The term “Big Data” already implies the consequences: For the analysis of mass data generated, e.g. in social networks or through purchasing processes aggregated in a web shop, a great deal of storage and computing performance is required. The same goes for the Internet of Things, this modern data monster. Especially in the industrial sector, the IoT generates an enormous amount of machine data to be transmitted via a communication network and to be stored in a data center or in a cloud – somehow.

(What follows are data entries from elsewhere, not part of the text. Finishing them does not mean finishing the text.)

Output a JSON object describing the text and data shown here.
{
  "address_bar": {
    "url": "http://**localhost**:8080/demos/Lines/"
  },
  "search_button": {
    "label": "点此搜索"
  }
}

Artificial intelligence and deep learning also make high demands on storage technologies and on the computing power of the computers used. These neural networks must be trained with big data records in the Gigabyte range before they can be used in practice. And blockchain, too, poses substantial requirements for computing performance and storage. One of its main characteristics is the fact that every blockchain transaction is stored permanently. Deleted data can never be removed and each modification of the data is completely recorded along with the original data.

Industrial IoT increases data volumes

These few remarks already show that new technologies are among the drivers of the much-cited growth in data volume. According to a Dell EMC study, the total data volume will increase tenfold by 2020. This represents an enormous challenge to enterprises. In order to be able to compete in new applications and business models, a strategy for the handling of this data growth must be developed.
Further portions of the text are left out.